I-BEST Did Not Have Educational or Earnings Impact
Highlights
- Low skills prevent many adults from training for good jobs.
- Abt assessed if I-BEST increased educational attainment and earnings.
- I-BEST did not increase educational attainment or earnings.
Adults with low skills or limited English proficiency face poor employment and earnings prospects. Postsecondary training is one way to improve job opportunities if the training aligns with industries’ growing local demand for skilled workers. Enabling low-skilled adults to gain access to training that can help them meet employers’ skills requirements is a critical goal for policymakers, workforce development organizations and educators. Career pathways programs address this. But limited rigorous research is available on their effects on participants’ educational and economic outcomes.
Under the Pathways for Advancing Careers and Education (PACE) study, Abt and its partners evaluated Washington State’s Integrated Basic Education and Skills Training (I-BEST) program at three colleges. In I-BEST basic skills instructors and occupational training instructors “team teach” integrated content; many programs also offer basic skills support classes. An implementation study examined the design and operation of the program at each college and students’ participation patterns. An impact study used an experimental design to measure effects on educational and employment outcomes six years after random assignment.
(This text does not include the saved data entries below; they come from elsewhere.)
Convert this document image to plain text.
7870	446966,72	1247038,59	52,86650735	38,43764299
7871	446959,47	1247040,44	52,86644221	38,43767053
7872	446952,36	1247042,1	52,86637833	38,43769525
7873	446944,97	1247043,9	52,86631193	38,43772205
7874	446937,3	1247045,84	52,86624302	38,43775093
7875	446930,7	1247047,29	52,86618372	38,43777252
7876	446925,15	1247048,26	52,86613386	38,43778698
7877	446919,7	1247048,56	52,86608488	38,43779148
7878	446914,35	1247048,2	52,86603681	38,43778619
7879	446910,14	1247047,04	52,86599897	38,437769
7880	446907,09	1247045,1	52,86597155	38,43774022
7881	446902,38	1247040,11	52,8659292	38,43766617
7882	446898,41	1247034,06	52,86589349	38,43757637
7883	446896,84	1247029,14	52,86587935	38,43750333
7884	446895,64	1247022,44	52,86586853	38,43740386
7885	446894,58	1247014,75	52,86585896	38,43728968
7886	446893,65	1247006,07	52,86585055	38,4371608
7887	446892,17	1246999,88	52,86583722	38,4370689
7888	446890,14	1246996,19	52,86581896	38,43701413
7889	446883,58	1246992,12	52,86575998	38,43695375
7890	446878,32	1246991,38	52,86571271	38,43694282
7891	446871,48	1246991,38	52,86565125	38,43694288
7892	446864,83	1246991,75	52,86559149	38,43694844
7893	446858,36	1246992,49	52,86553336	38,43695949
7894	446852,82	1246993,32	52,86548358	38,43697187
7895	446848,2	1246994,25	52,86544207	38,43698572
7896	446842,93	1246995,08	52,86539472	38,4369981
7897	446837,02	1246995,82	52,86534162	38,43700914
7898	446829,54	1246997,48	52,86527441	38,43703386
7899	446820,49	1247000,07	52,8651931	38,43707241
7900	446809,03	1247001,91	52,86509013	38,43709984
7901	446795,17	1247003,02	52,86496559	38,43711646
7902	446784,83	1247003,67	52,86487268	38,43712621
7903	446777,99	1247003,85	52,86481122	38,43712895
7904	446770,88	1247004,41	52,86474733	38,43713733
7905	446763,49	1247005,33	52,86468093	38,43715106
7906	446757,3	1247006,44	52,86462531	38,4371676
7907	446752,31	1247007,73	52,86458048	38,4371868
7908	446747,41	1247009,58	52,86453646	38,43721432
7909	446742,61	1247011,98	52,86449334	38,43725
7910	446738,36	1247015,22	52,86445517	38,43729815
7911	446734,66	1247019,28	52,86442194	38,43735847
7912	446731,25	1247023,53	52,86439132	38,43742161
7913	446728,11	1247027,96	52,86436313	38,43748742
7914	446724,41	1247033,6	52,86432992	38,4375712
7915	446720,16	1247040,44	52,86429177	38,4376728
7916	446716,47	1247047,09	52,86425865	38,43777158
After six years, I-BEST had no detectable impacts on receipt of credentials requiring a year or more of college study or on earnings. I-BEST also had no detectable impacts on several measures of positive employment and career progress, including current employment in a job that was full-time or offered health insurance or other benefits or on access to a career network. I-BEST did increase the likelihood of working in an occupation related to training, but it had no detectable impact on measures of financial wellbeing.